East 42nd Street office building to be converted to apartments


There’s a major new player, and a new plan, for 300 E. 42nd St., an 18-story, 235,000 square-foot office and retail building which investor David Werner was reported to be buying at a deep discount.

Although not yet posted in public records, the purchase closed last Wednesday for $52 million, as expected — less than half the property’s last sale price in 2019.

But the twist is that Werner is flipping most of the building for a partial residential conversion, while keeping its valuable 7,300 square feet of retail for himself.


David Werner’s purchase of 300 E. 42nd St., above, closed last Wednesday. Steve Cuozzo

The conversion project will first come to life with a $45 million, pre-development acquisition loan from Ran Eliasaf’s private equity firm Northwind Group. The loan also closed last week. A  construction loan is likely nine months to a year away.

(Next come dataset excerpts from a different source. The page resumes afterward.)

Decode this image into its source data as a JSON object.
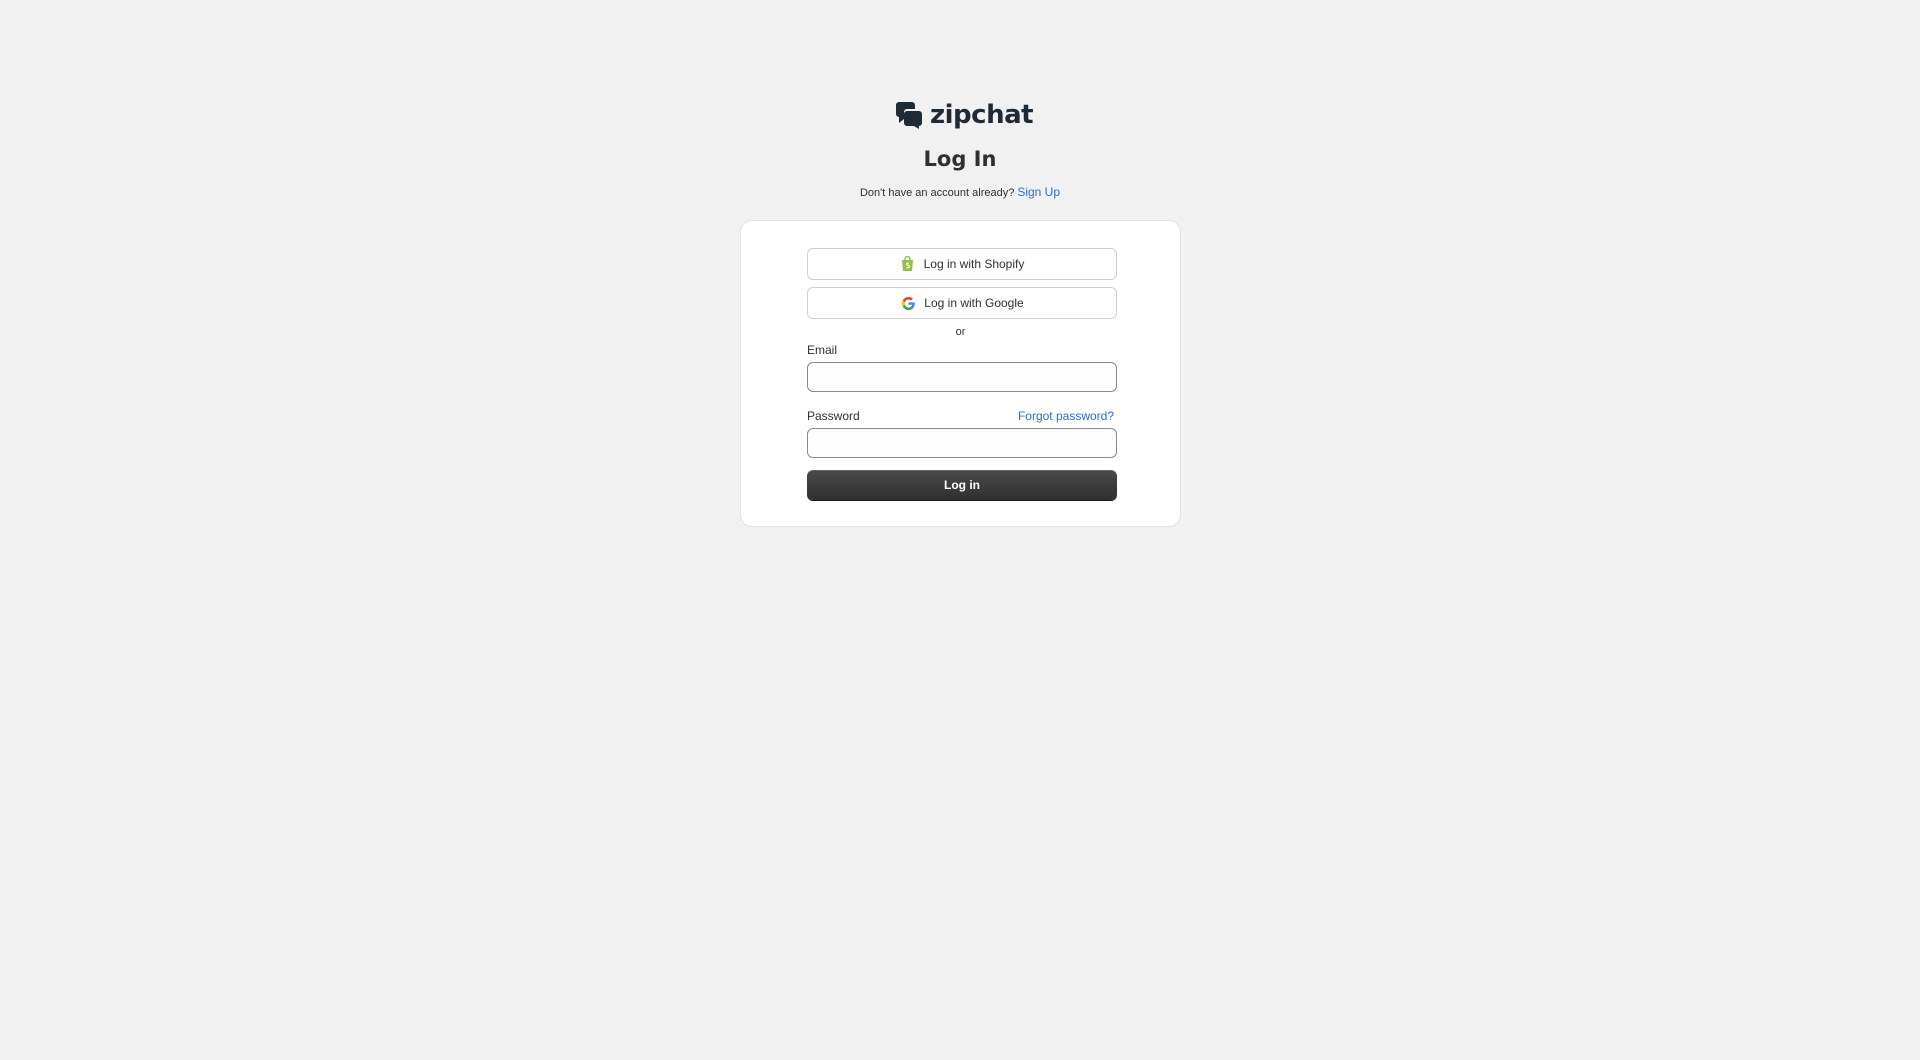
{
  "brand": {
    "name": "zipchat",
    "logo_icon": "zipchat-chat-bubble-icon",
    "color": "#1f2a37"
  },
  "page": {
    "title": "Log In",
    "signup_prompt": "Don't have an account already?",
    "signup_link": "Sign Up"
  },
  "oauth": {
    "shopify_label": "Log in with Shopify",
    "shopify_icon": "shopify-bag-icon",
    "google_label": "Log in with Google",
    "google_icon": "google-g-icon"
  },
  "form": {
    "divider": "or",
    "email_label": "Email",
    "email_value": "",
    "email_placeholder": "",
    "password_label": "Password",
    "password_value": "",
    "password_placeholder": "",
    "forgot_password": "Forgot password?",
    "submit_label": "Log in"
  },
  "colors": {
    "background": "#f1f1f1",
    "link": "#2c6ecb",
    "primary_button": "#3a3a3a",
    "shopify_green": "#95bf47"
  }
}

Northwind a few years ago provided a $313 million construction loan to revive the then-stalled 125  Greenwich St. condo tower and has been a very active lender on the development scene.

Eliasaf declined to identify Werner’s flipee. Nor would he confirm what residential-market sources told Realty Check — that the new owner of most of the building is CSC, a real estate investment firm specializing in the redevelopment and repositioning of distressed assets.

CSC’s New York City projects include the adaptive reuse of a former Catholic church at 2045 Madison Ave. in East Harlem, and the conversion of a decayed hostel into the hip Riff Chelsea Hotel at 397 Eighth Ave. in Chelsea.

Eliasaf did share that the plan at 300 E. 42nd St. is to leave about 90,000 square feet  on higher floors, which are mainly leased to diplomatic and government tenants,  as offices.


Ran Eliasaf
Ran Eliasaf runs private equity firm Northwind Group. JW Headshots/Northwind Group

But more than 93,000 vacant square feet will be converted to 135 rental apartments, Eliasaf said. The project will likely  enjoy a tax abatement under the state’s 467-m program to facilitate residential conversions, in exchange for earmarking 20% of units as affordable.

Eliasaf noted, “The ability to deliver mostly free-market new supply is very attractive, especially in Midtown.”

The building at 300 E. 42nd St. stands diagonally across the Second Avenue intersection from two former Pfizer buildings that are being converted into a city-high 1,600 rental apartments. Werner is a partner in that ambitious project with Nathan Berman’s MetroLoft.